Why Aren’t We Doing Something About Climate Change?

Why Aren't We Doing Something About Climate Change?

In the preface of their book, "The Madhouse Effect," Michael E. Mann, Distinguished Professor of Atmospheric Science and director of the Earth Systems Science Center at Penn State University, and Tom Toles, the Washington Post's Pulitzer-Prize winning cartoonist, warn that we have failed to engage in the actions necessary to prevent dangerous and possibly irreversible changes in our climate.

As they put it, "It's not as if the science isn't compelling. It is. It's not as if the threat isn't clear. It is. It's not as if many smart, informed and concerned individuals haven't sought to bring attention to this crisis. They have. It isn't even that the overwhelming majority of citizens don't recognize the urgency of acting on the problem. They do.

"So how is it that we have arrived in a madhouse atmosphere where politicians are able to do the bidding of powerful fossil fuel interests while ignoring the long-term good of the people they are supposed to represent?" That, in a nutshell, is the message of "The Madhouse Effect."

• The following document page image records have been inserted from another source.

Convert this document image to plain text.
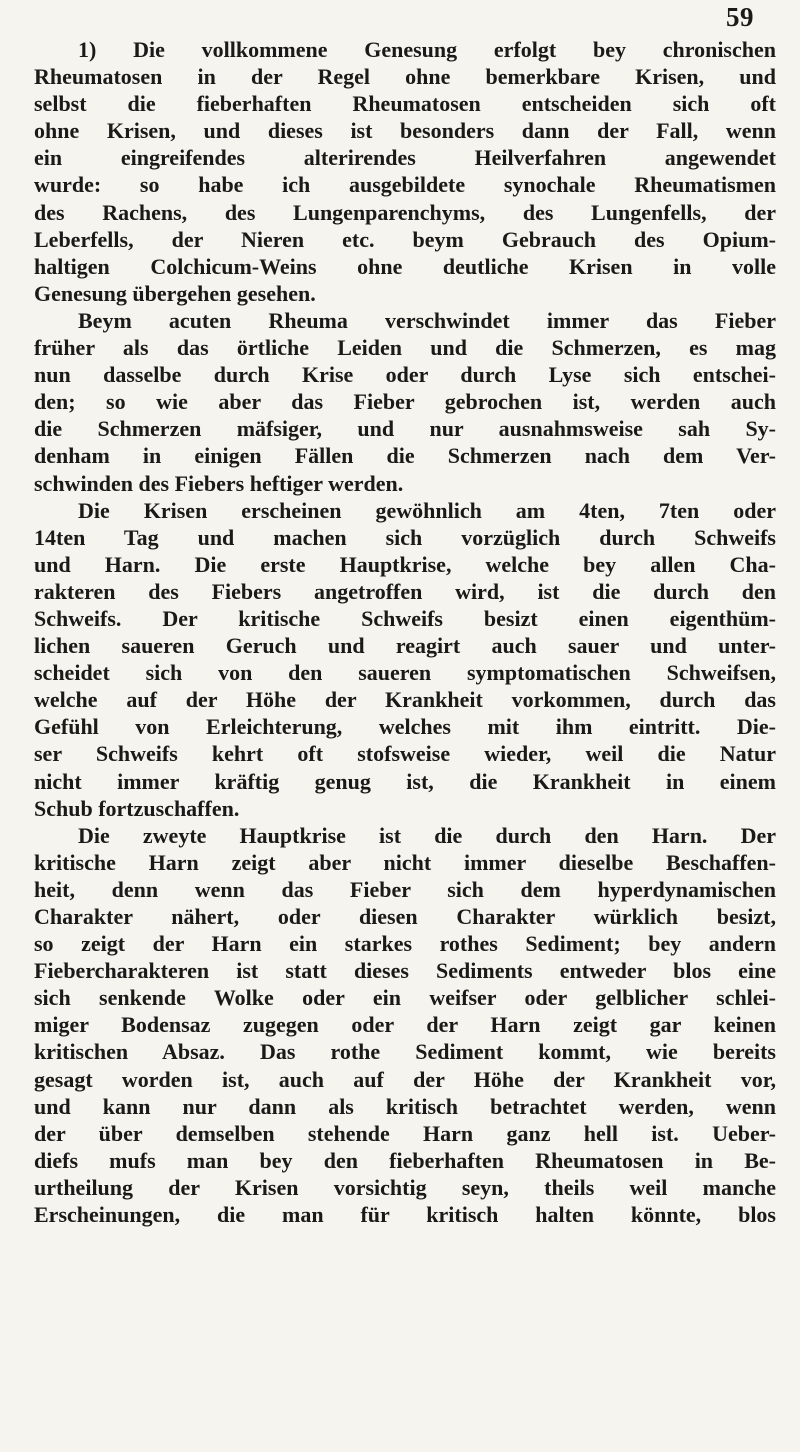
59
1) Die vollkommene Genesung erfolgt bey chronischen
Rheumatosen in der Regel ohne bemerkbare Krisen, und
selbst die fieberhaften Rheumatosen entscheiden sich oft
ohne Krisen, und dieses ist besonders dann der Fall, wenn
ein eingreifendes alterirendes Heilverfahren angewendet
wurde: so habe ich ausgebildete synochale Rheumatismen
des Rachens, des Lungenparenchyms, des Lungenfells, der
Leberfells, der Nieren etc. beym Gebrauch des Opium-
haltigen Colchicum-Weins ohne deutliche Krisen in volle
Genesung übergehen gesehen.
Beym acuten Rheuma verschwindet immer das Fieber
früher als das örtliche Leiden und die Schmerzen, es mag
nun dasselbe durch Krise oder durch Lyse sich entschei-
den; so wie aber das Fieber gebrochen ist, werden auch
die Schmerzen mäfsiger, und nur ausnahmsweise sah Sy-
denham in einigen Fällen die Schmerzen nach dem Ver-
schwinden des Fiebers heftiger werden.
Die Krisen erscheinen gewöhnlich am 4ten, 7ten oder
14ten Tag und machen sich vorzüglich durch Schweifs
und Harn. Die erste Hauptkrise, welche bey allen Cha-
rakteren des Fiebers angetroffen wird, ist die durch den
Schweifs. Der kritische Schweifs besizt einen eigenthüm-
lichen saueren Geruch und reagirt auch sauer und unter-
scheidet sich von den saueren symptomatischen Schweifsen,
welche auf der Höhe der Krankheit vorkommen, durch das
Gefühl von Erleichterung, welches mit ihm eintritt. Die-
ser Schweifs kehrt oft stofsweise wieder, weil die Natur
nicht immer kräftig genug ist, die Krankheit in einem
Schub fortzuschaffen.
Die zweyte Hauptkrise ist die durch den Harn. Der
kritische Harn zeigt aber nicht immer dieselbe Beschaffen-
heit, denn wenn das Fieber sich dem hyperdynamischen
Charakter nähert, oder diesen Charakter würklich besizt,
so zeigt der Harn ein starkes rothes Sediment; bey andern
Fiebercharakteren ist statt dieses Sediments entweder blos eine
sich senkende Wolke oder ein weifser oder gelblicher schlei-
miger Bodensaz zugegen oder der Harn zeigt gar keinen
kritischen Absaz. Das rothe Sediment kommt, wie bereits
gesagt worden ist, auch auf der Höhe der Krankheit vor,
und kann nur dann als kritisch betrachtet werden, wenn
der über demselben stehende Harn ganz hell ist. Ueber-
diefs mufs man bey den fieberhaften Rheumatosen in Be-
urtheilung der Krisen vorsichtig seyn, theils weil manche
Erscheinungen, die man für kritisch halten könnte, blos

According to the authors, "There is a fire in the house, almost a literal one. But even as the evidence has become unmistakable, and even though the alarm has been sounded several times, public policy has been paralyzed — sometimes from ignorance, sometimes from uncertainty, but often from a campaign of deliberate misinformation."

Not everyone wants the facts to be known, they warn, noting that we have run squarely into what Upton Sinclair has said — "It's difficult to get a man to understand something, when his salary depends on his not understanding it." And there are many powerful interests, they say, whose salary has very much depended on the public not understanding climate science.

As they explain, you can't solve a problem if you don't understand what it is in the first place. In the debate over climate change, pseudoscience is too often allowed to masquerade as science and denialism is allowed to pose as skepticism.

They blame the media for "too often giving industry propaganda an equal place on the media stage with actual science when it comes to the issue of climate change. And the rest of us pay the price in the form of a skewed public discourse."          

The basic facts "are now clear and essentially beyond dispute," they conclude. "It is time to put out the fire. This time we need to stay the course and get it right. We are out of extra chances."